After the deal was announced, TICO shares settled near the offer price, signaling confidence Toyota would succeed.
But overseas investors, alarmed by what they saw as opaque financial disclosure and shoddy treatment of minority shareholders, complained to the Tokyo Stock Exchange (TSE) over the summer that the transaction went against its drive to improve governance, two people briefed on the matter said.
The TSE had never experienced such “fury” from investors, said one of the people. The exchange declined to comment on the complaints, which haven’t been previously reported.
In September, TICO shares began to tick higher as investors bet Toyota would bump the price.
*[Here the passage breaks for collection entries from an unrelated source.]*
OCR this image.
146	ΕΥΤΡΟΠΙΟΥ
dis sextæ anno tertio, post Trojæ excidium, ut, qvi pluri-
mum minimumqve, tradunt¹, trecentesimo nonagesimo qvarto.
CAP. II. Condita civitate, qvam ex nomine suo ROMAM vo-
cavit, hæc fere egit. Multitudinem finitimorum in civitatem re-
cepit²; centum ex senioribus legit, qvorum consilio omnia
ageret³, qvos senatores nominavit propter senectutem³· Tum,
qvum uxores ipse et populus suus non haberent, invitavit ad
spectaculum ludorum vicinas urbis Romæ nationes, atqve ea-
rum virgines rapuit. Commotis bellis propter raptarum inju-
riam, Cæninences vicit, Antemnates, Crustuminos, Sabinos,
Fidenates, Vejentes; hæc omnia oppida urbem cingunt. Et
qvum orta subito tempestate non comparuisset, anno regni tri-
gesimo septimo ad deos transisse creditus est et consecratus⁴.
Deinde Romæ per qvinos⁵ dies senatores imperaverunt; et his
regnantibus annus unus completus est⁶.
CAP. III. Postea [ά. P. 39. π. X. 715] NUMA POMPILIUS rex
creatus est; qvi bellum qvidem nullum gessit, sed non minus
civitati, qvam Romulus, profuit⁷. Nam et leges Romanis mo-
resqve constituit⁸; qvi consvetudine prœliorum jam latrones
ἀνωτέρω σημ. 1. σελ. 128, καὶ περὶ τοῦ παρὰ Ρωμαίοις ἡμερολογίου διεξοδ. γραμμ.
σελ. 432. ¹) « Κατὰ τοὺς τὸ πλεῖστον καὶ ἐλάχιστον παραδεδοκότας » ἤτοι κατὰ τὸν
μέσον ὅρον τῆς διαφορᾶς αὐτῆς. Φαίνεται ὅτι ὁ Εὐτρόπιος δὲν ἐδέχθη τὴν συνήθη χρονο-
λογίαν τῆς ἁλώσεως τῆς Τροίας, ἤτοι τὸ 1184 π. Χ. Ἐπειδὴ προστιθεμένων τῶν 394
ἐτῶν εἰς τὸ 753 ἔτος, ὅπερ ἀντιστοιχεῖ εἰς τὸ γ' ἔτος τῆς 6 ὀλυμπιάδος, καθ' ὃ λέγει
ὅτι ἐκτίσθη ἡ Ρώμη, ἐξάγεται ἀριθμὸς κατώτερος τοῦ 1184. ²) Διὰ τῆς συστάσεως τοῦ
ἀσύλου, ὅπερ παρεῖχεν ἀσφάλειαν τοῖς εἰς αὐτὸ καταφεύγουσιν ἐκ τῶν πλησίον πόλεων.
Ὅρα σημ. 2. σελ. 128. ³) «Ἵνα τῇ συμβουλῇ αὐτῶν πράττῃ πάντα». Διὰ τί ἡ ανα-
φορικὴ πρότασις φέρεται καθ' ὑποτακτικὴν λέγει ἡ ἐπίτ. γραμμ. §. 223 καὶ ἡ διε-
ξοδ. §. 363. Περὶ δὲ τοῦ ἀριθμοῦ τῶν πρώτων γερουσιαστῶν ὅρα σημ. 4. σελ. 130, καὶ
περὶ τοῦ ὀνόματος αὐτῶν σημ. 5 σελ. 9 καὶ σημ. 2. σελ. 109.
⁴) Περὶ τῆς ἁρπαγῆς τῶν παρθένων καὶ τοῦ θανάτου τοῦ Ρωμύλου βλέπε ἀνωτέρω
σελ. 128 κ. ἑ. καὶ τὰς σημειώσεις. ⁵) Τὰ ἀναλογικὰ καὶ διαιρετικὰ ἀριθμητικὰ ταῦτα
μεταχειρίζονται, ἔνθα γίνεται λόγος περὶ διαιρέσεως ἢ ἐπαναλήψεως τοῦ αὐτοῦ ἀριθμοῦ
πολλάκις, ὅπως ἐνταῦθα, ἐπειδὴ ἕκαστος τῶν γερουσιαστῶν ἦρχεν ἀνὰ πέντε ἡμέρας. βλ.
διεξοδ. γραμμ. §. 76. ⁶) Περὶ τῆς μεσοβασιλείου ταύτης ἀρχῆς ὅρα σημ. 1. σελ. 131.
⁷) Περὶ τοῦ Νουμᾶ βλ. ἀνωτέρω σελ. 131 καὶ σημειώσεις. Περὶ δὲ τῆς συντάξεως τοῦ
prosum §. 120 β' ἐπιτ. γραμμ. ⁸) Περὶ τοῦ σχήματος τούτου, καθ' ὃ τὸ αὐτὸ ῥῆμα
That conviction deepened when Elliott disclosed its stake in November.
Still, Toyota executives gave no sign of budging.
Following investor complaints, Kenta Kon, a director at Toyota Fudosan, told other executives that raising the price to appease some shareholders would create a dangerous precedent, according to two people. Kon contended that such a move would amount to “He who speaks the loudest wins,” these people said, unfairly rewarding some stakeholders because they created a fuss.
In an interview, Kon, who is also the automaker’s chief financial officer, told Reuters he didn’t recall using that expression. The group had been “careful to ensure that we do not prioritize anyone unfairly,” he said.
As TICO’s shares kept rising, a buoyant market also lifted the value of its cross-shareholdings in other Toyota companies, which investors said made the offer price look less attractive.
“They’ve tried to buy Toyota Industries on the cheap, and now they have to face a bull market in the cross-shareholdings that Toyota Industries holds,” said Hugh Sloane, co-founder of Sloane Robinson Investment Management in London, who holds shares in TICO. He doesn’t plan to tender his shares, he said.
In mid-December, TICO executives wrote to Toyota Fudosan urging it to increase the offer, citing the rising share price, a regulatory filing showed.
Toyota Fudosan eventually settled on 18,800 yen, which TICO accepted as final, according to the filing. TICO shares closed at 19,585 yen on Wednesday.
GOVERNANCE OVERHAUL
Another rationale for the TICO deal is to unwind its holdings in other Toyota companies and better align the group with TSE governance changes intended to improve shareholder value. Yet the backlash has eclipsed previous governance complaints against Toyota.
In August, the Asian Corporate Governance Association advocacy group raised concerns about the buyout in a letter to TICO and Toyota signed by some two dozen investors. They cited inadequate financial disclosure and said Toyota group companies shouldn’t be classified as minority shareholders, as that lowers the voting threshold Toyota would need to clinch the deal.
The Toyota Fudosan representative said the group companies were independent, listed firms that made their own decisions. TICO released more financial details this month.
Not everyone views Japan’s efforts to prioritize shareholders as entirely positive. Japan risks having its manufacturing prowess eroded by U.S.-style “short-termism and financialization” where quarterly earnings take precedence over long-term investment, said Ulrike Schaede, a professor of Japanese business at University of California San Diego.
One executive at a Toyota group company said those complaining about price were chasing quick returns, at odds with the longer-term view typically taken by Japanese companies.
A person familiar with Elliott’s thinking said the fund had approached the deal with a focus on corporate value and that had resonated with other investors.
The Toyota representative said the group recognizes investors may have different investment horizons.
Inside the Toyota group, there is a “sense of concern” about Elliott, one person said, adding the automaker hadn’t expected the fund to start raising its stake last month.
Elliott has been a shareholder in TICO for more than a year, two people said. It first confirmed a 3.3% holding in November, which it has since doubled.
In a filing that month, the activist fund flagged that it could increase its stake to 20% or more.